Colloidal quantum dot superlattices (CQDS) emerge as new type of hybrid solid thin-films allowing solution-processable fabrication of optoelectronic devices that exploits the quantum confinement properties of the individual QD. PbS CQD displays peculiar characteristics prospective for photovoltaic and photodetector applications. Nevertheless, the charge carrier transport properties of this are not well understood and yet to be investigated. One of the difficulties is the large amount of carrier traps due to the fabrication process. Only in an ultraclean condition, PbS CQD FET can be realized.^1,2 Efforts have been made to quantify the number of traps for holes and electrons in the CQD ambipolar FETs.³
Here we discuss the investigation of the properties of PbS CQDs using electric double layer transistor (EDLT) of ionic liquid. The high carrier density accumulated by EDLT allow us to fill the carrier traps, to improve the device performance, and to evaluate the intrinsic nature of the QD assembly.^1,4 We demonstrate ambipolar FET of PbS CQDs with electron mobility as high as 14 cm²/V.s owing to the usage of the ionic liquid gating in addition to the improved ordering in the QD superlattice within the FET channel.
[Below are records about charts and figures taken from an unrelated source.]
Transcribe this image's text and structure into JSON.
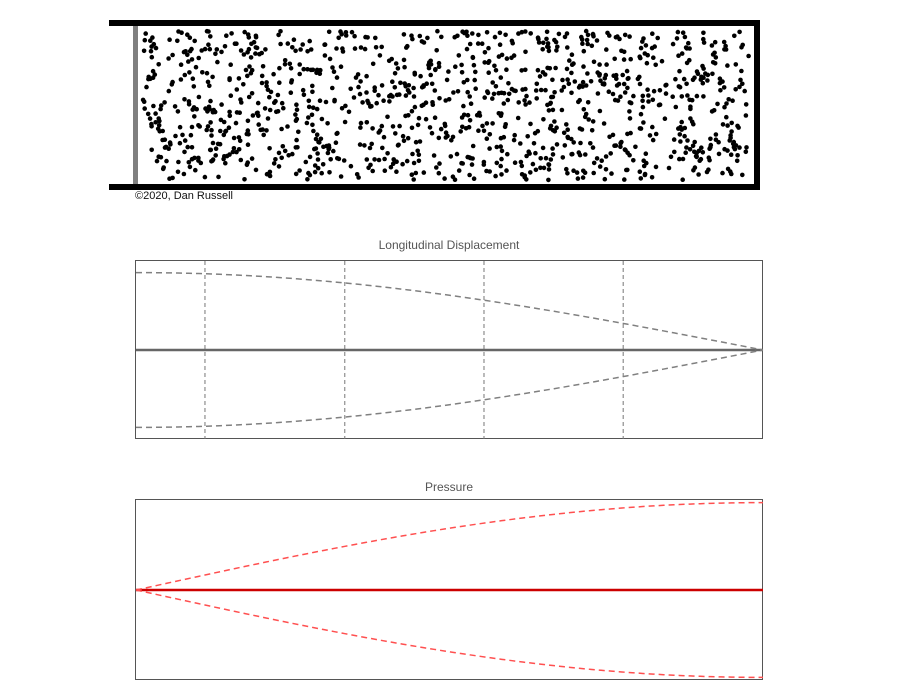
{
  "copyright": "©2020, Dan Russell",
  "tube": {
    "wall_color": "#000000",
    "piston_color": "#808080",
    "particle_color": "#000000",
    "end_condition_left": "open",
    "end_condition_right": "closed"
  },
  "chart_data": [
    {
      "type": "line",
      "title": "Longitudinal Displacement",
      "xlabel": "",
      "ylabel": "",
      "xlim": [
        0,
        1
      ],
      "ylim": [
        -1.15,
        1.15
      ],
      "grid": "vertical-dashed",
      "gridlines_x": [
        0.11,
        0.333,
        0.555,
        0.777
      ],
      "series": [
        {
          "style": "solid",
          "color": "#666666",
          "function": "zero"
        },
        {
          "style": "dashed",
          "color": "#808080",
          "function": "cos_quarter_positive",
          "amplitude": 1
        },
        {
          "style": "dashed",
          "color": "#808080",
          "function": "cos_quarter_negative",
          "amplitude": -1
        }
      ]
    },
    {
      "type": "line",
      "title": "Pressure",
      "xlabel": "",
      "ylabel": "",
      "xlim": [
        0,
        1
      ],
      "ylim": [
        -1.03,
        1.03
      ],
      "grid": "none",
      "series": [
        {
          "style": "solid",
          "color": "#cc0000",
          "function": "zero"
        },
        {
          "style": "dashed",
          "color": "#ff5050",
          "function": "sin_quarter_positive",
          "amplitude": 1
        },
        {
          "style": "dashed",
          "color": "#ff5050",
          "function": "sin_quarter_negative",
          "amplitude": -1
        }
      ]
    }
  ]
}
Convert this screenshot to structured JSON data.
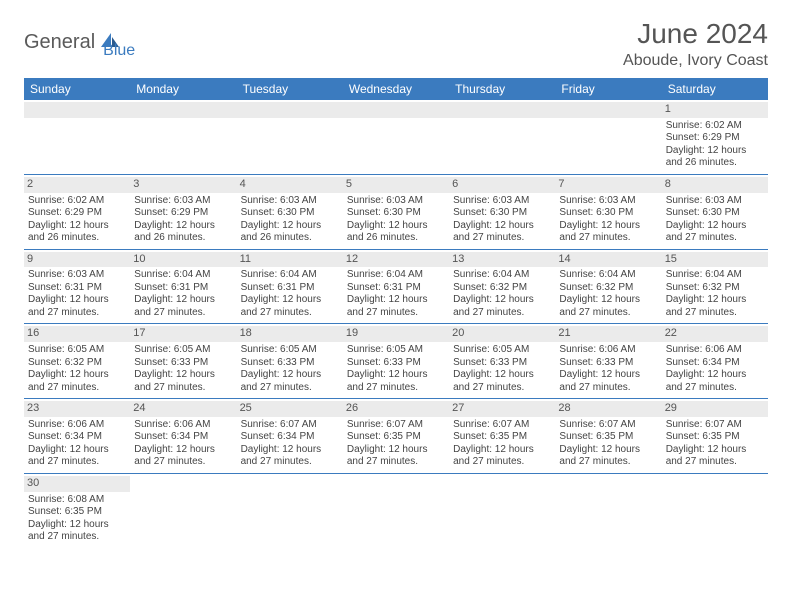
{
  "logo": {
    "part1": "General",
    "part2": "Blue"
  },
  "title": "June 2024",
  "location": "Aboude, Ivory Coast",
  "colors": {
    "header_bg": "#3b7bbf",
    "header_text": "#ffffff",
    "daynum_bg": "#ebebeb",
    "text": "#444444",
    "logo_gray": "#5a5a5a",
    "logo_blue": "#3b7bbf"
  },
  "day_headers": [
    "Sunday",
    "Monday",
    "Tuesday",
    "Wednesday",
    "Thursday",
    "Friday",
    "Saturday"
  ],
  "weeks": [
    [
      null,
      null,
      null,
      null,
      null,
      null,
      {
        "n": "1",
        "sr": "Sunrise: 6:02 AM",
        "ss": "Sunset: 6:29 PM",
        "d1": "Daylight: 12 hours",
        "d2": "and 26 minutes."
      }
    ],
    [
      {
        "n": "2",
        "sr": "Sunrise: 6:02 AM",
        "ss": "Sunset: 6:29 PM",
        "d1": "Daylight: 12 hours",
        "d2": "and 26 minutes."
      },
      {
        "n": "3",
        "sr": "Sunrise: 6:03 AM",
        "ss": "Sunset: 6:29 PM",
        "d1": "Daylight: 12 hours",
        "d2": "and 26 minutes."
      },
      {
        "n": "4",
        "sr": "Sunrise: 6:03 AM",
        "ss": "Sunset: 6:30 PM",
        "d1": "Daylight: 12 hours",
        "d2": "and 26 minutes."
      },
      {
        "n": "5",
        "sr": "Sunrise: 6:03 AM",
        "ss": "Sunset: 6:30 PM",
        "d1": "Daylight: 12 hours",
        "d2": "and 26 minutes."
      },
      {
        "n": "6",
        "sr": "Sunrise: 6:03 AM",
        "ss": "Sunset: 6:30 PM",
        "d1": "Daylight: 12 hours",
        "d2": "and 27 minutes."
      },
      {
        "n": "7",
        "sr": "Sunrise: 6:03 AM",
        "ss": "Sunset: 6:30 PM",
        "d1": "Daylight: 12 hours",
        "d2": "and 27 minutes."
      },
      {
        "n": "8",
        "sr": "Sunrise: 6:03 AM",
        "ss": "Sunset: 6:30 PM",
        "d1": "Daylight: 12 hours",
        "d2": "and 27 minutes."
      }
    ],
    [
      {
        "n": "9",
        "sr": "Sunrise: 6:03 AM",
        "ss": "Sunset: 6:31 PM",
        "d1": "Daylight: 12 hours",
        "d2": "and 27 minutes."
      },
      {
        "n": "10",
        "sr": "Sunrise: 6:04 AM",
        "ss": "Sunset: 6:31 PM",
        "d1": "Daylight: 12 hours",
        "d2": "and 27 minutes."
      },
      {
        "n": "11",
        "sr": "Sunrise: 6:04 AM",
        "ss": "Sunset: 6:31 PM",
        "d1": "Daylight: 12 hours",
        "d2": "and 27 minutes."
      },
      {
        "n": "12",
        "sr": "Sunrise: 6:04 AM",
        "ss": "Sunset: 6:31 PM",
        "d1": "Daylight: 12 hours",
        "d2": "and 27 minutes."
      },
      {
        "n": "13",
        "sr": "Sunrise: 6:04 AM",
        "ss": "Sunset: 6:32 PM",
        "d1": "Daylight: 12 hours",
        "d2": "and 27 minutes."
      },
      {
        "n": "14",
        "sr": "Sunrise: 6:04 AM",
        "ss": "Sunset: 6:32 PM",
        "d1": "Daylight: 12 hours",
        "d2": "and 27 minutes."
      },
      {
        "n": "15",
        "sr": "Sunrise: 6:04 AM",
        "ss": "Sunset: 6:32 PM",
        "d1": "Daylight: 12 hours",
        "d2": "and 27 minutes."
      }
    ],
    [
      {
        "n": "16",
        "sr": "Sunrise: 6:05 AM",
        "ss": "Sunset: 6:32 PM",
        "d1": "Daylight: 12 hours",
        "d2": "and 27 minutes."
      },
      {
        "n": "17",
        "sr": "Sunrise: 6:05 AM",
        "ss": "Sunset: 6:33 PM",
        "d1": "Daylight: 12 hours",
        "d2": "and 27 minutes."
      },
      {
        "n": "18",
        "sr": "Sunrise: 6:05 AM",
        "ss": "Sunset: 6:33 PM",
        "d1": "Daylight: 12 hours",
        "d2": "and 27 minutes."
      },
      {
        "n": "19",
        "sr": "Sunrise: 6:05 AM",
        "ss": "Sunset: 6:33 PM",
        "d1": "Daylight: 12 hours",
        "d2": "and 27 minutes."
      },
      {
        "n": "20",
        "sr": "Sunrise: 6:05 AM",
        "ss": "Sunset: 6:33 PM",
        "d1": "Daylight: 12 hours",
        "d2": "and 27 minutes."
      },
      {
        "n": "21",
        "sr": "Sunrise: 6:06 AM",
        "ss": "Sunset: 6:33 PM",
        "d1": "Daylight: 12 hours",
        "d2": "and 27 minutes."
      },
      {
        "n": "22",
        "sr": "Sunrise: 6:06 AM",
        "ss": "Sunset: 6:34 PM",
        "d1": "Daylight: 12 hours",
        "d2": "and 27 minutes."
      }
    ],
    [
      {
        "n": "23",
        "sr": "Sunrise: 6:06 AM",
        "ss": "Sunset: 6:34 PM",
        "d1": "Daylight: 12 hours",
        "d2": "and 27 minutes."
      },
      {
        "n": "24",
        "sr": "Sunrise: 6:06 AM",
        "ss": "Sunset: 6:34 PM",
        "d1": "Daylight: 12 hours",
        "d2": "and 27 minutes."
      },
      {
        "n": "25",
        "sr": "Sunrise: 6:07 AM",
        "ss": "Sunset: 6:34 PM",
        "d1": "Daylight: 12 hours",
        "d2": "and 27 minutes."
      },
      {
        "n": "26",
        "sr": "Sunrise: 6:07 AM",
        "ss": "Sunset: 6:35 PM",
        "d1": "Daylight: 12 hours",
        "d2": "and 27 minutes."
      },
      {
        "n": "27",
        "sr": "Sunrise: 6:07 AM",
        "ss": "Sunset: 6:35 PM",
        "d1": "Daylight: 12 hours",
        "d2": "and 27 minutes."
      },
      {
        "n": "28",
        "sr": "Sunrise: 6:07 AM",
        "ss": "Sunset: 6:35 PM",
        "d1": "Daylight: 12 hours",
        "d2": "and 27 minutes."
      },
      {
        "n": "29",
        "sr": "Sunrise: 6:07 AM",
        "ss": "Sunset: 6:35 PM",
        "d1": "Daylight: 12 hours",
        "d2": "and 27 minutes."
      }
    ],
    [
      {
        "n": "30",
        "sr": "Sunrise: 6:08 AM",
        "ss": "Sunset: 6:35 PM",
        "d1": "Daylight: 12 hours",
        "d2": "and 27 minutes."
      },
      null,
      null,
      null,
      null,
      null,
      null
    ]
  ]
}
Through the usage of ionic liquids with larger electrochemical window as well as higher capacitance, the ambipolar FET can be used to access the discrete energy subbands of the QDs. This opens way for a further exploitation of the quantum size effect for new devices beyond FETs, e.g. laser, thermoelectric, multistate FETs, etc., where access to the QD energy subbands is crucial.
Refs:[1] S. Z. Bisri, et al. Adv. Mater. 25, 4309 (2013); [2] D. M. Balazs, S. Z. Bisri, et al. Appl. Phys. Lett. 104, 112104 (2014); [3] M. I. Nugraha, S. Z. Bisri, et al. Adv. Mater. 27, 2107 (2015); [4] S. Z. Bisri, et al. Adv. Mater. 26, 5639 (2014).